David E. Singh is Associate Professor of Computer Science at the Universidad Carlos III de Madrid which he joined in 2004. He obtained a B.Sc. in Physics (specializing in Electronics and Computing) in 1997 followed by an M.S. in High Performance Computing and Artificial Intelligence in 1999 and a Ph.D. in Physics in 2003. The PhD. topic was the development of run-time techniques for the automatic parallelization of irregular applications.
He is a member of the IEEE and ACM associations as well as the Academic Evaluation Committee for Computer Science and Engineering and Dual Bachelor in Computer Science and Engineering and Business Administration in Colmenarejo campus. He is also member of the UC3M’s Contract Evaluation Committee for the recruitment of new research assistants. His current research interests include:
- Computational epidemiology: parallel simulator that performs realistic stochastic simulations of the propagation of the COVID-19 virus across wide geographic areas.
- Performance optimization of parallel applications: leverage of runtime monitoring for optimization techniques of HPC applications on clusters and clouds. These techniques include: data reordering for improving the performance on shared memory architectures, providing malleability capacities to MPI parallel applications and reducing the communication overhead by means of compression.
- High performance I/O: improving the efficiency of parallel I/O by means of locality-aware techniques.
He is currently involved in several research projects including the coordination of the projects:
- Medium and Long-term Simulation of Covid-19 funded by the Instituto de Salud Carlos III.

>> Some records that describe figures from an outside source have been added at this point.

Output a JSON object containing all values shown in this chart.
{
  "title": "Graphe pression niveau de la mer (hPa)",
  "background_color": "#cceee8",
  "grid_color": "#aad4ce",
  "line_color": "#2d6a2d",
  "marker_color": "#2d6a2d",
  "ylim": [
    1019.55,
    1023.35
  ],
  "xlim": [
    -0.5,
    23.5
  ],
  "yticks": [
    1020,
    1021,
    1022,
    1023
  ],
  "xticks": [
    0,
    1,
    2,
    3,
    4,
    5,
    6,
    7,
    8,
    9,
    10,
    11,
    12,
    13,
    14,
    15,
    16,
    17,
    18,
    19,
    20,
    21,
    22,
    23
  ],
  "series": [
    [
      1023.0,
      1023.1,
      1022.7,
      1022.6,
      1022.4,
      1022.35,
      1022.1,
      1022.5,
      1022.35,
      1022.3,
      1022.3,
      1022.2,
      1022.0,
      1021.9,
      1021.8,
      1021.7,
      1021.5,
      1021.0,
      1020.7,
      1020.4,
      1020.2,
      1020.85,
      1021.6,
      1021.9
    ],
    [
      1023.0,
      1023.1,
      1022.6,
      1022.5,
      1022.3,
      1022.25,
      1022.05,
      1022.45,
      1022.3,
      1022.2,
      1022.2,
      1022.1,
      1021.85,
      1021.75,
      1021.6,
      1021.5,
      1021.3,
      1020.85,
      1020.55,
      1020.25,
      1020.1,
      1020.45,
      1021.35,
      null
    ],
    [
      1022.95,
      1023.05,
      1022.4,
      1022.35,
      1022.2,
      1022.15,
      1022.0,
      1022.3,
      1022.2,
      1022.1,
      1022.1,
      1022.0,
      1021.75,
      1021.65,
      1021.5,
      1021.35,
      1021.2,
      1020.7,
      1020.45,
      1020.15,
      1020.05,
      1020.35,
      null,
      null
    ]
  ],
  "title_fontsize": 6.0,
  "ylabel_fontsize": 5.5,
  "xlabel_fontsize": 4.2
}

- Multi-source and multi-method prediction to support COVID-19 policy decision making, which is funded by the Comunidad de Madrid with REACT-EU funds.

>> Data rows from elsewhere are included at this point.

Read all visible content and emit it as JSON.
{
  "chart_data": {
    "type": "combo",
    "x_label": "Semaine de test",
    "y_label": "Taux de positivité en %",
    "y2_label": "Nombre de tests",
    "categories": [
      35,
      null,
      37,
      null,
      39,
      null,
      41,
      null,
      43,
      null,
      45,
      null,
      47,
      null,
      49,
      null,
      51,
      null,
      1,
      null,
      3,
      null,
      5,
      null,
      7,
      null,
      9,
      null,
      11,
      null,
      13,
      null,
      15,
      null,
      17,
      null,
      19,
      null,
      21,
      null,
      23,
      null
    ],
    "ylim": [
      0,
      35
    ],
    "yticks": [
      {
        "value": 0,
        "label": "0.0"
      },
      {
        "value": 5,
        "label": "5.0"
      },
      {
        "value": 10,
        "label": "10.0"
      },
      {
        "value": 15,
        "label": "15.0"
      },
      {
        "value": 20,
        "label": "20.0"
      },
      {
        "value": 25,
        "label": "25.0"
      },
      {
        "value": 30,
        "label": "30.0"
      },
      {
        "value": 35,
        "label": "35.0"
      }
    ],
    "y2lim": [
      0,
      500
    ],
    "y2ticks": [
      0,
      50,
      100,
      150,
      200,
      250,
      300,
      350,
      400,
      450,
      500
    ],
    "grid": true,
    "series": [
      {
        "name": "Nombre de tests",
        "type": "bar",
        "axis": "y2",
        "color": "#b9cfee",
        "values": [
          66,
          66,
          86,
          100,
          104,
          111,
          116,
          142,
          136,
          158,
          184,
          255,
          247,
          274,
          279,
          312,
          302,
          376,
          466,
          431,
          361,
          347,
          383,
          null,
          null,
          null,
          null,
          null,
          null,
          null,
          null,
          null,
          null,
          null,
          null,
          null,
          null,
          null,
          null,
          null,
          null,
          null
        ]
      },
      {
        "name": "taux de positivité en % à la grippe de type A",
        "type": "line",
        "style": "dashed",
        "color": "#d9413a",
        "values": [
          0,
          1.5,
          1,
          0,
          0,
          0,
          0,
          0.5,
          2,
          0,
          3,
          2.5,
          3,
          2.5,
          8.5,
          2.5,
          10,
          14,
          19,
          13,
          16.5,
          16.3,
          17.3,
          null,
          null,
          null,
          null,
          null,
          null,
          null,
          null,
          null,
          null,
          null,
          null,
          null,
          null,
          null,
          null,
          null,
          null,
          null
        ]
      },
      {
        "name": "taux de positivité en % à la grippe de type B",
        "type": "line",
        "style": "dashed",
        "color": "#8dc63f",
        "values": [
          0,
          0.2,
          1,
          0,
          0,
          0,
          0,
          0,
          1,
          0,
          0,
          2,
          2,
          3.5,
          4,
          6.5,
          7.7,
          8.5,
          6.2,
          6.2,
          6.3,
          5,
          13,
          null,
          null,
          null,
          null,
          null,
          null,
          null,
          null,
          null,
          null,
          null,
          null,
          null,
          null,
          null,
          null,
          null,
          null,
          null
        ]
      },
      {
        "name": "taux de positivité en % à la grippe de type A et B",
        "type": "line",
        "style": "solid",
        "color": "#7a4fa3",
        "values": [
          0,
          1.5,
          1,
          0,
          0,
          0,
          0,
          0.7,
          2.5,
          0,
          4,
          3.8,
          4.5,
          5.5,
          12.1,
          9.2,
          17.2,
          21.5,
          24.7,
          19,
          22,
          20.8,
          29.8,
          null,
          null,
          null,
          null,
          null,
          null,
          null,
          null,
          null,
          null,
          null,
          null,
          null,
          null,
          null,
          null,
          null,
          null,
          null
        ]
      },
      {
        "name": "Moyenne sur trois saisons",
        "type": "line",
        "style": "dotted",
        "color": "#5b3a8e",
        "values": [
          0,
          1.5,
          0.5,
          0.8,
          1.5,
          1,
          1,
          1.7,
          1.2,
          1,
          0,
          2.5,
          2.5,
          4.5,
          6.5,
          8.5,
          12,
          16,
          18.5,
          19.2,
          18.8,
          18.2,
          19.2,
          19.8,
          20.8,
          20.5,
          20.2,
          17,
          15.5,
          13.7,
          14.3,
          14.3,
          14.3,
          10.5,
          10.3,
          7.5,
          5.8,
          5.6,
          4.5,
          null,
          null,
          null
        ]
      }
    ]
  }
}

- Development of a tool for prediction of epidemiological scenarios and vaccination against COVID-19, funded by the Ministry of Health and Innovation.
He is also participating as researcher in the EU-funded projects European Regimen Acceleration for Tuberculosis (ERA4TB), Exascale Programming Models for Extreme Data Processing (ASPIDE) and Adaptive Multi-tier Intelligent Data Manager for Exascale (ADMIRE) as well as the Spanish-funded project New Methods in High-end and Edge Computing for Data Intensive Computing.

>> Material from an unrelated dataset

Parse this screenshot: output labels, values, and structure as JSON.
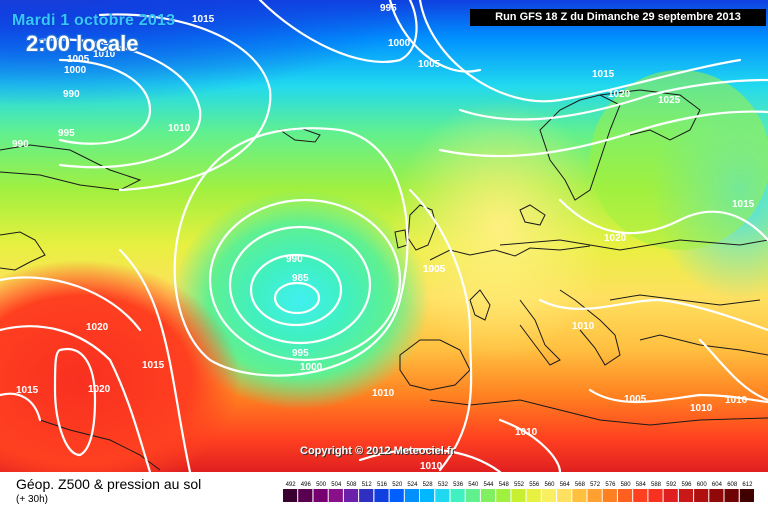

David E. Singh has participated as reviewer of the following journals: IEEE Transactions on Parallel and Distributed Systems, Journal of Supercomputing, International Journal of Parallel Programming, Scalable Computing: Practice and Experience, Simulation Modelling Practice and Theory, Computers & Electrical Engineering, and International Journal of High Performance Computing. He was also member of the Program Committee of the following conferences: HPCC2011, ISPA2012, HPCC2012, EUROMPI2013, ISPA2013, HPCC2013, ICA3PP2014, ISPA2014, EUROMPI2014, EUROPAR2014, C4BIO2014, CSE2014, CIT2015, ICA3PP2015, EUROMPI2015, EDUCON 2016, EUROMPI2016, CCGRID2017, EDUCON2017, EUROPAR2017, HPDC2017, ISPA2017, IJPP2018, ISPA2019, ICBDR2019, EUROPAR2020, PDP2021.